Antes de mais nada, é preciso fazer duas ressalvas. A primeira, de que a perda de um jogador para a Europa jamais será uma notícia a celebrar, dada a sensação de impotência que reforça no futebol brasileiro. A outra, de que toda a trajetória de Pablo Marí, das circunstâncias de sua chegada ao Flamengo à negociação iminente para o Arsenal, constitui um roteiro de exceção. Com tudo isso, é possível enxergar na venda do zagueiro uma sinalização positiva para o futebol brasileiro. Como se uma nova frente pudesse se abrir.

As relações comerciais entre América do Sul e Europa têm características que se repetem. A exportação de jogadores para o Velho Continente vem tendo como protagonistas projetos de craques cada vez mais jovens produzidos do lado de cá do Atlântico. No sentido contrário, a importação é, predominantemente, de nomes experientes nos últimos anos de sua carreira. Pablo Marí não é nem uma coisa, nem outra.

Trata-se de um jogador que, aos 26 anos, ainda não obtivera a chancela, o selo de aprovação no alto nível competitivo da Europa. Antes de assinar com o Flamengo, defendera Mallorca, Gimnástic, Girona e La Coruña, passando quase todo o tempo entre a segunda e a terceira divisões da Espanha. Jogara também na primeira divisão da Holanda, pelo NAC Breda, 14º colocado no ano em que Mari vestiu a camisa do clube.

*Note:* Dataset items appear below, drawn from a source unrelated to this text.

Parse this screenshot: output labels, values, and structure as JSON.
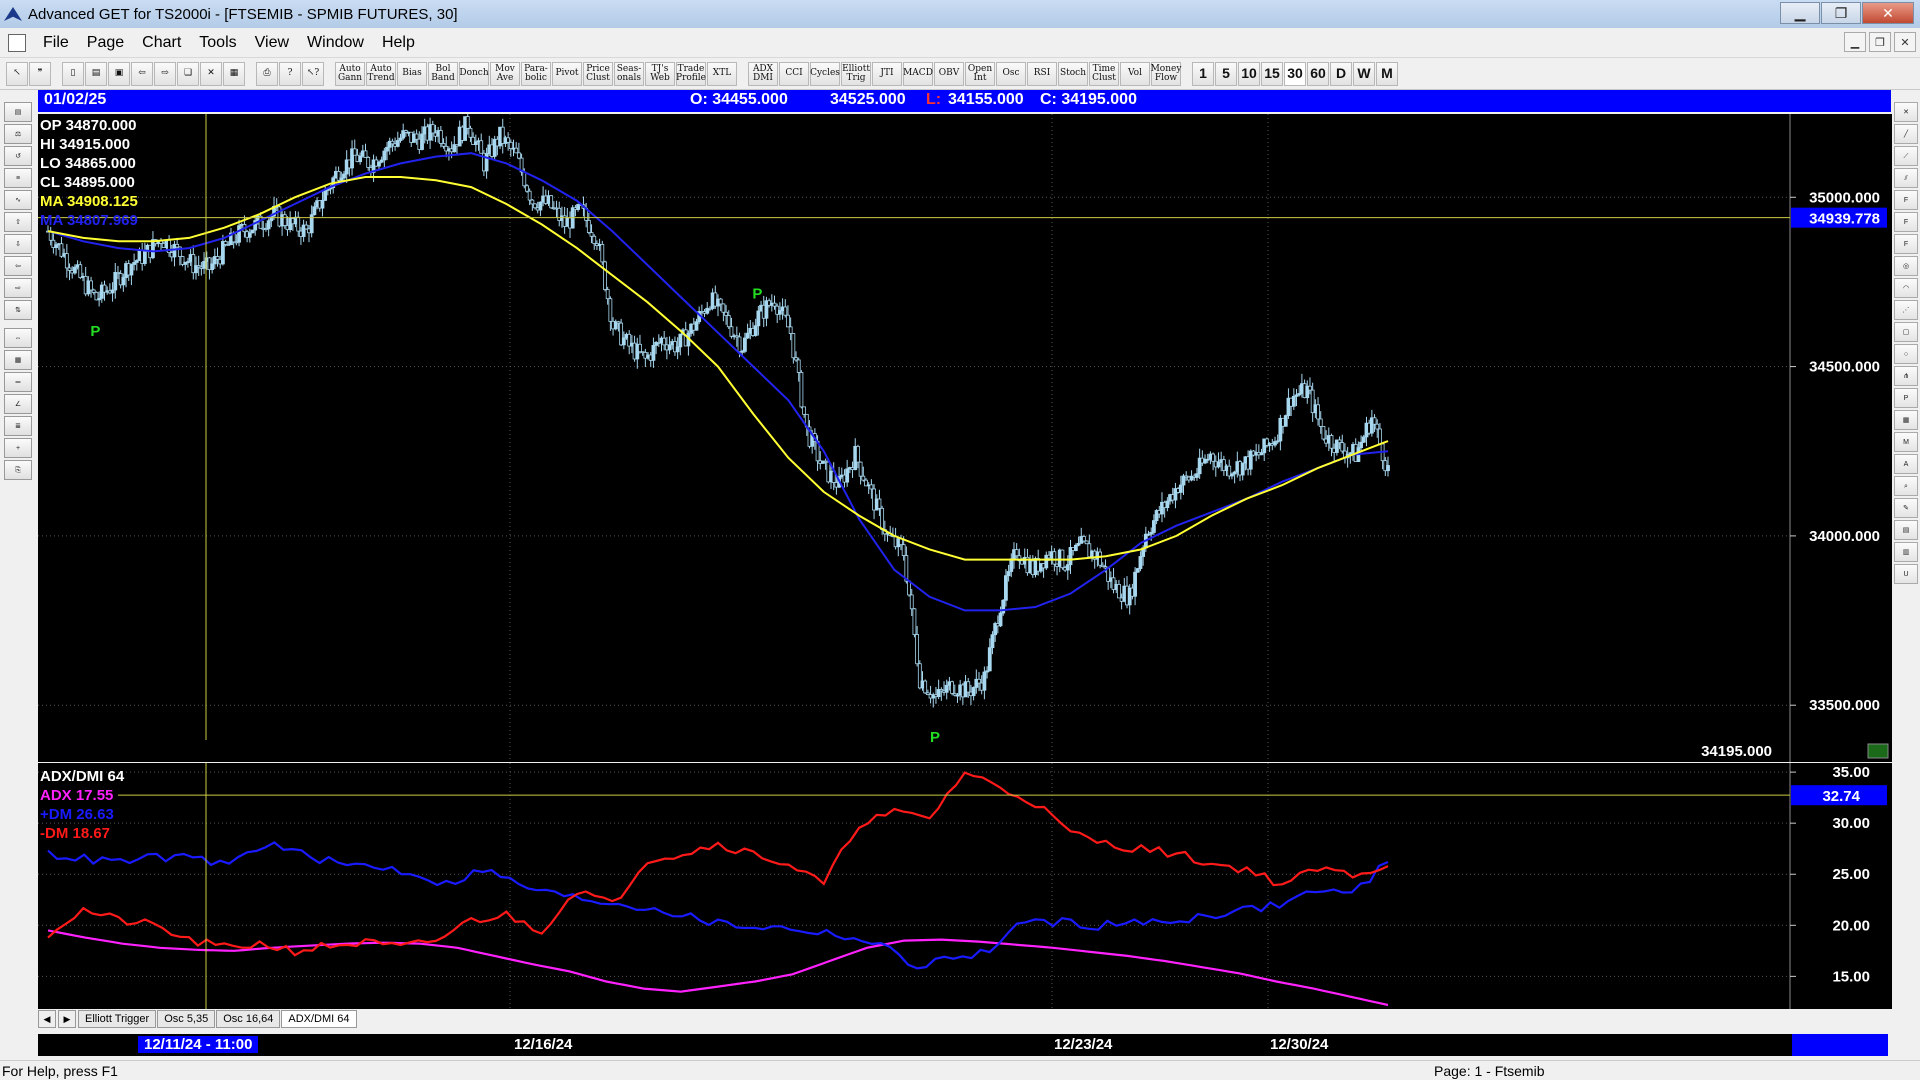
{
  "window": {
    "title": "Advanced GET for TS2000i - [FTSEMIB - SPMIB FUTURES, 30]",
    "minimize": "▁",
    "restore": "❐",
    "close": "✕"
  },
  "menu": [
    "File",
    "Page",
    "Chart",
    "Tools",
    "View",
    "Window",
    "Help"
  ],
  "toolbar": {
    "indicator_buttons": [
      "Auto Gann",
      "Auto Trend",
      "Bias",
      "Bol Band",
      "Donch",
      "Mov Ave",
      "Para-bolic",
      "Pivot",
      "Price Clust",
      "Seas-onals",
      "TJ's Web",
      "Trade Profile",
      "XTL"
    ],
    "study_buttons": [
      "ADX DMI",
      "CCI",
      "Cycles",
      "Elliott Trig",
      "JTI",
      "MACD",
      "OBV",
      "Open Int",
      "Osc",
      "RSI",
      "Stoch",
      "Time Clust",
      "Vol",
      "Money Flow"
    ],
    "timeframes": [
      "1",
      "5",
      "10",
      "15",
      "30",
      "60",
      "D",
      "W",
      "M"
    ]
  },
  "header": {
    "date": "01/02/25",
    "open": "O: 34455.000",
    "high": "34525.000",
    "low_label": "L:",
    "low": "34155.000",
    "close": "C: 34195.000"
  },
  "legend": {
    "op": "OP  34870.000",
    "hi": "HI   34915.000",
    "lo": "LO  34865.000",
    "cl": "CL  34895.000",
    "ma1": "MA  34908.125",
    "ma2": "MA  34807.969"
  },
  "main_axis": {
    "ticks": [
      "35000.000",
      "34500.000",
      "34000.000",
      "33500.000"
    ],
    "cursor_value": "34939.778",
    "last_value": "34195.000"
  },
  "pivot_label": "P",
  "indicator_legend": {
    "title": "ADX/DMI 64",
    "adx": "ADX 17.55",
    "pdm": "+DM 26.63",
    "mdm": "-DM  18.67"
  },
  "indicator_axis": {
    "ticks": [
      "35.00",
      "30.00",
      "25.00",
      "20.00",
      "15.00"
    ],
    "cursor_value": "32.74"
  },
  "tabs": [
    "Elliott Trigger",
    "Osc 5,35",
    "Osc 16,64",
    "ADX/DMI 64"
  ],
  "time_axis": {
    "selected": "12/11/24 - 11:00",
    "labels": [
      "12/16/24",
      "12/23/24",
      "12/30/24"
    ]
  },
  "status": {
    "help": "For Help, press F1",
    "page": "Page: 1 - Ftsemib"
  },
  "colors": {
    "up_candle": "#a8d8f0",
    "down_candle": "#a8d8f0",
    "ma_fast": "#ffff33",
    "ma_slow": "#2222ee",
    "adx": "#ff22ff",
    "pdm": "#1a1aff",
    "mdm": "#ff1a1a",
    "pivot": "#22dd22"
  },
  "chart_data": [
    {
      "type": "candlestick",
      "x_labels": [
        "12/11/24 - 11:00",
        "12/16/24",
        "12/23/24",
        "12/30/24"
      ],
      "ylim": [
        33350,
        35240
      ],
      "close_path": [
        34900,
        34830,
        34760,
        34700,
        34740,
        34800,
        34830,
        34880,
        34840,
        34800,
        34790,
        34850,
        34900,
        34920,
        34950,
        34920,
        34900,
        35000,
        35080,
        35120,
        35100,
        35150,
        35180,
        35170,
        35200,
        35150,
        35220,
        35100,
        35180,
        35120,
        34990,
        34980,
        34920,
        34960,
        34880,
        34620,
        34560,
        34520,
        34580,
        34560,
        34620,
        34700,
        34640,
        34560,
        34650,
        34700,
        34600,
        34310,
        34200,
        34150,
        34240,
        34120,
        34000,
        33950,
        33580,
        33520,
        33560,
        33540,
        33580,
        33800,
        33960,
        33900,
        33950,
        33920,
        33970,
        33940,
        33850,
        33820,
        34010,
        34080,
        34150,
        34180,
        34240,
        34200,
        34210,
        34240,
        34290,
        34410,
        34430,
        34300,
        34260,
        34240,
        34350,
        34195
      ],
      "fast_ma": [
        34900,
        34880,
        34870,
        34870,
        34880,
        34910,
        34950,
        35000,
        35040,
        35060,
        35060,
        35050,
        35030,
        34980,
        34920,
        34850,
        34770,
        34690,
        34600,
        34500,
        34360,
        34230,
        34130,
        34060,
        34000,
        33960,
        33930,
        33930,
        33930,
        33930,
        33940,
        33960,
        34000,
        34060,
        34110,
        34150,
        34200,
        34240,
        34280
      ],
      "slow_ma": [
        34900,
        34870,
        34850,
        34840,
        34850,
        34880,
        34930,
        34980,
        35030,
        35070,
        35100,
        35120,
        35130,
        35100,
        35050,
        34990,
        34900,
        34800,
        34700,
        34600,
        34500,
        34400,
        34250,
        34050,
        33900,
        33820,
        33780,
        33780,
        33790,
        33830,
        33900,
        33980,
        34030,
        34070,
        34110,
        34160,
        34200,
        34240,
        34250
      ],
      "pivots": [
        {
          "date_index": 3,
          "value": 34650,
          "label": "P"
        },
        {
          "date_index": 44,
          "value": 34760,
          "label": "P"
        },
        {
          "date_index": 55,
          "value": 33450,
          "label": "P"
        }
      ]
    },
    {
      "type": "line",
      "title": "ADX/DMI 64",
      "ylim": [
        12,
        35.5
      ],
      "series": [
        {
          "name": "ADX",
          "values": [
            19.5,
            18.8,
            18.2,
            17.8,
            17.6,
            17.5,
            17.8,
            18.0,
            18.2,
            18.3,
            18.2,
            17.8,
            17.0,
            16.2,
            15.5,
            14.5,
            13.8,
            13.5,
            14.0,
            14.5,
            15.2,
            16.5,
            17.8,
            18.5,
            18.6,
            18.4,
            18.1,
            17.8,
            17.4,
            17.0,
            16.5,
            15.9,
            15.3,
            14.5,
            13.8,
            13.0,
            12.2
          ]
        },
        {
          "name": "+DM",
          "values": [
            27.0,
            26.5,
            26.2,
            26.7,
            26.5,
            26.0,
            28.0,
            27.0,
            26.0,
            25.8,
            25.2,
            24.0,
            25.5,
            24.0,
            23.0,
            22.5,
            22.0,
            21.5,
            20.5,
            20.0,
            19.8,
            19.5,
            19.0,
            18.0,
            16.0,
            16.8,
            17.5,
            20.5,
            20.3,
            20.0,
            20.2,
            20.4,
            21.0,
            21.5,
            22.0,
            23.5,
            23.0,
            26.2
          ]
        },
        {
          "name": "-DM",
          "values": [
            19.2,
            21.5,
            20.5,
            20.0,
            18.5,
            17.8,
            18.2,
            17.5,
            18.0,
            18.3,
            17.8,
            18.5,
            20.5,
            21.0,
            19.5,
            23.5,
            22.0,
            26.5,
            27.0,
            28.0,
            27.0,
            26.0,
            24.0,
            30.0,
            31.0,
            30.5,
            35.0,
            33.5,
            32.0,
            29.0,
            28.0,
            27.5,
            27.0,
            26.0,
            25.5,
            24.0,
            25.5,
            25.0,
            25.8
          ]
        }
      ]
    }
  ]
}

Não compunha o perfil habitual de jogador que um clube brasileiro busca, muito menos o perfil que um gigante europeu observa no mercado sul-americano. E aí pode estar a grande notícia. Foi através do desempenho no Flamengo, na liga brasileira, na Libertadores, que um clube de grande porte na Europa se convenceu estar diante de um potencial reforço. E não uma promessa para lapidar e adaptar às especificidades do futebol da Europa. Mas um jogador, em tese, pronto. No lugar de se provar na elite da Europa, Marí veio ao Brasil convencer a Europa de que poderia jogar lá. E mesmo aos 26 anos.

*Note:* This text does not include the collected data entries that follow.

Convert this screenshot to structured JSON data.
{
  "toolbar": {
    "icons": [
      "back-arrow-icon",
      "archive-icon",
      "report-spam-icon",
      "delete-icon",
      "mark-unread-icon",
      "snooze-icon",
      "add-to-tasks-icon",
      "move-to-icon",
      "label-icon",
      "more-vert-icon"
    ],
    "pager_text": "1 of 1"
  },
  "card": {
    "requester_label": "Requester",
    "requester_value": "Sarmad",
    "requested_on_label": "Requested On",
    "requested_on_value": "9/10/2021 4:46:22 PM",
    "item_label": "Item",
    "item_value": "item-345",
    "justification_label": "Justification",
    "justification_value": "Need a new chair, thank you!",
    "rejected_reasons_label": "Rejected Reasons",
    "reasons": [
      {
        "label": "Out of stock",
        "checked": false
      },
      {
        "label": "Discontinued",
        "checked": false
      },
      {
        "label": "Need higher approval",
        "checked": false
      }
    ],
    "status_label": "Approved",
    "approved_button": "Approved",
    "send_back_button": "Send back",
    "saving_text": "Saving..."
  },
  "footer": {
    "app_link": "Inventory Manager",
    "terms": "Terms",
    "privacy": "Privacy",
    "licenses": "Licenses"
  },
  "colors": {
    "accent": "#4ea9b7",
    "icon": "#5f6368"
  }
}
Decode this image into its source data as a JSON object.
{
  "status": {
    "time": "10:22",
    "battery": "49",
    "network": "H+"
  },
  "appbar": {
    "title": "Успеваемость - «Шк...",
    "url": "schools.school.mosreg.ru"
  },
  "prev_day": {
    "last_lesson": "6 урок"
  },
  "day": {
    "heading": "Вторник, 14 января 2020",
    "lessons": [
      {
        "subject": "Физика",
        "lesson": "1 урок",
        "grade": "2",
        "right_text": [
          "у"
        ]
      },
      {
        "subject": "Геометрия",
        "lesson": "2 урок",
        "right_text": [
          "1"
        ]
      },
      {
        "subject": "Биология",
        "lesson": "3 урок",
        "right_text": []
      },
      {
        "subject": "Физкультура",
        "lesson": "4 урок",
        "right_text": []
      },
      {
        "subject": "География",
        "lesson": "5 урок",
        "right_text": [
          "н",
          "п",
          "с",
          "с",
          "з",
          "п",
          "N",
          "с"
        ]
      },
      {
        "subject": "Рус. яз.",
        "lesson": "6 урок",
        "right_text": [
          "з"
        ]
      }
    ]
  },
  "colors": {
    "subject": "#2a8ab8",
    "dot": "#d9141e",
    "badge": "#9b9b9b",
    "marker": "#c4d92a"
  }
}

É claro que Marí vai desembarcar na Inglaterra ainda sob a justa desconfiança sobre o nível de competitividade do futebol sul-americano. Há um consenso de que a exigência e a intensidade por lá são maiores, afinal a elite europeia concentra o dinheiro e os principais jogadores do mundo. Ainda há motivos de sobra para enxergar América e Europa como mundos competitivos distintos.

Mas caso o espanhol vingue no Arsenal, um sinal positivo ao mercado pode ter sido enviado: um clube com potencial econômico elevado, projeto esportivo reconhecido como de excelência em 2019 e comissão técnica de boa reputação, deu segurança a um clube da Premier League de que valia a pena investir num destaque de 26 anos do Campeonato Brasileiro e da Libertadores.

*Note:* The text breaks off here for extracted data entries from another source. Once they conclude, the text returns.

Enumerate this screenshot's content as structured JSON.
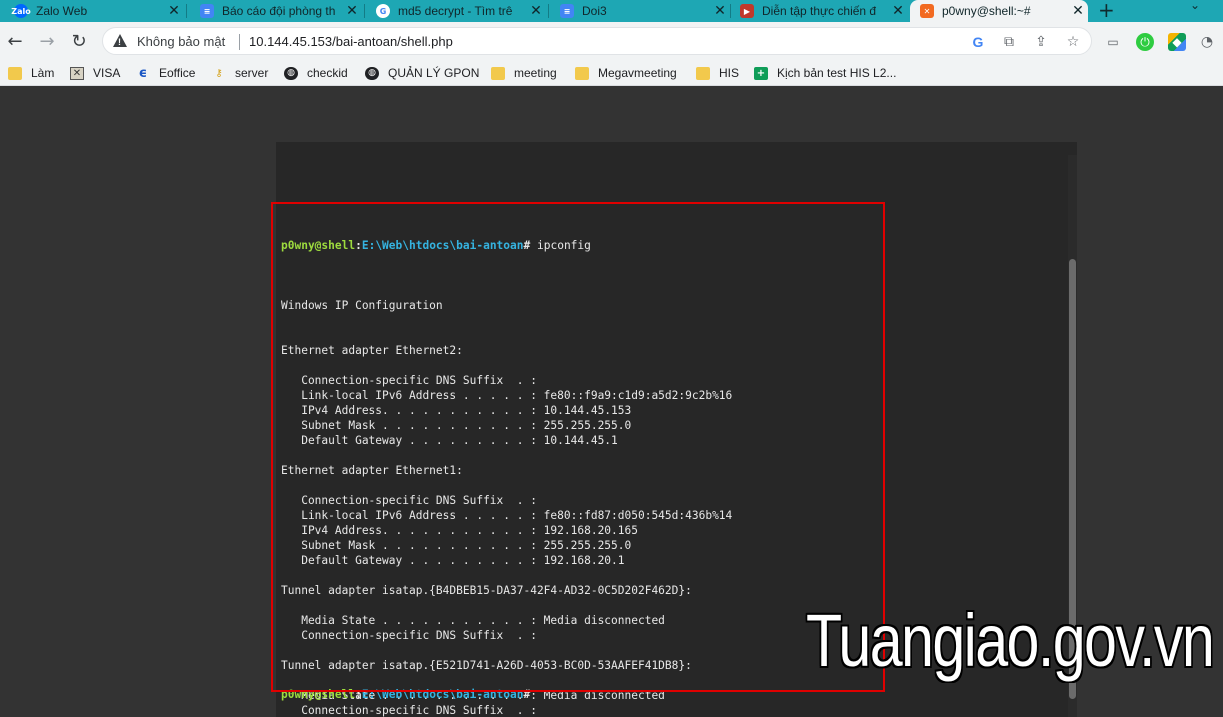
{
  "tabs": [
    {
      "title": "Zalo Web",
      "icon": "zalo-icon",
      "icon_text": "Zalo",
      "color": "#0068ff"
    },
    {
      "title": "Báo cáo đội phòng th",
      "icon": "document-icon",
      "icon_text": "≡",
      "color": "#4285f4"
    },
    {
      "title": "md5 decrypt - Tìm trê",
      "icon": "google-icon",
      "icon_text": "G",
      "color": "#ffffff"
    },
    {
      "title": "Doi3",
      "icon": "document-icon",
      "icon_text": "≡",
      "color": "#4285f4"
    },
    {
      "title": "Diễn tập thực chiến đ",
      "icon": "video-icon",
      "icon_text": "▶",
      "color": "#c0392b"
    },
    {
      "title": "p0wny@shell:~#",
      "icon": "xampp-icon",
      "icon_text": "✕",
      "color": "#f26a21"
    }
  ],
  "toolbar": {
    "security_label": "Không bảo mật",
    "url": "10.144.45.153/bai-antoan/shell.php"
  },
  "bookmarks": [
    {
      "label": "Làm",
      "icon": "folder-icon"
    },
    {
      "label": "VISA",
      "icon": "visa-icon"
    },
    {
      "label": "Eoffice",
      "icon": "eoffice-icon"
    },
    {
      "label": "server",
      "icon": "key-icon"
    },
    {
      "label": "checkid",
      "icon": "globe-icon"
    },
    {
      "label": "QUẢN LÝ GPON",
      "icon": "globe-icon"
    },
    {
      "label": "meeting",
      "icon": "folder-icon"
    },
    {
      "label": "Megavmeeting",
      "icon": "folder-icon"
    },
    {
      "label": "HIS",
      "icon": "folder-icon"
    },
    {
      "label": "Kịch bản test HIS L2...",
      "icon": "sheets-icon"
    }
  ],
  "terminal": {
    "prompt_user": "p0wny@shell",
    "prompt_sep": ":",
    "prompt_path": "E:\\Web\\htdocs\\bai-antoan",
    "prompt_hash": "#",
    "command": "ipconfig",
    "lines": [
      "",
      "Windows IP Configuration",
      "",
      "",
      "Ethernet adapter Ethernet2:",
      "",
      "   Connection-specific DNS Suffix  . :",
      "   Link-local IPv6 Address . . . . . : fe80::f9a9:c1d9:a5d2:9c2b%16",
      "   IPv4 Address. . . . . . . . . . . : 10.144.45.153",
      "   Subnet Mask . . . . . . . . . . . : 255.255.255.0",
      "   Default Gateway . . . . . . . . . : 10.144.45.1",
      "",
      "Ethernet adapter Ethernet1:",
      "",
      "   Connection-specific DNS Suffix  . :",
      "   Link-local IPv6 Address . . . . . : fe80::fd87:d050:545d:436b%14",
      "   IPv4 Address. . . . . . . . . . . : 192.168.20.165",
      "   Subnet Mask . . . . . . . . . . . : 255.255.255.0",
      "   Default Gateway . . . . . . . . . : 192.168.20.1",
      "",
      "Tunnel adapter isatap.{B4DBEB15-DA37-42F4-AD32-0C5D202F462D}:",
      "",
      "   Media State . . . . . . . . . . . : Media disconnected",
      "   Connection-specific DNS Suffix  . :",
      "",
      "Tunnel adapter isatap.{E521D741-A26D-4053-BC0D-53AAFEF41DB8}:",
      "",
      "   Media State . . . . . . . . . . . : Media disconnected",
      "   Connection-specific DNS Suffix  . :"
    ]
  },
  "watermark": "Tuangiao.gov.vn",
  "colors": {
    "tabstrip": "#1ea7b4",
    "terminal_bg": "#272727",
    "prompt_user": "#9ddb3e",
    "prompt_path": "#35b3e0",
    "highlight_box": "#e00000"
  }
}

É fato que, tais requisitos, ainda não parecem ao alcance de tantos clubes do país, o Flamengo de 2019 se descolou da realidade dos demais sul-americanos. É fato, ainda, que Marí foi observado também diante do Liverpool na final do Mundial do Qatar, algo que ajudou a convencer o Arsenal de sua capacidade. Ou, ainda, que o zagueiro já tinha sido pinçado pelo Manchester City, mas não conseguira se estabelecer no clube de Guardiola e terminou emprestado em três temporadas consecutivas. Há especificidades demais no episódio.

Mas, mesmo ponderando todas elas, a venda de Marí e um eventual sucesso dele no Arsenal podem se tornar um marco até de legitimação do futebol brasileiro e da Libertadores. Um argumento para convencer um novo perfil de jogador europeu de que vale se testar na liga brasileira. E também um sinal interno de que vale a pena se estruturar: clubes organizados e projetos esportivos de excelência atraem novas possibilidades de negócio.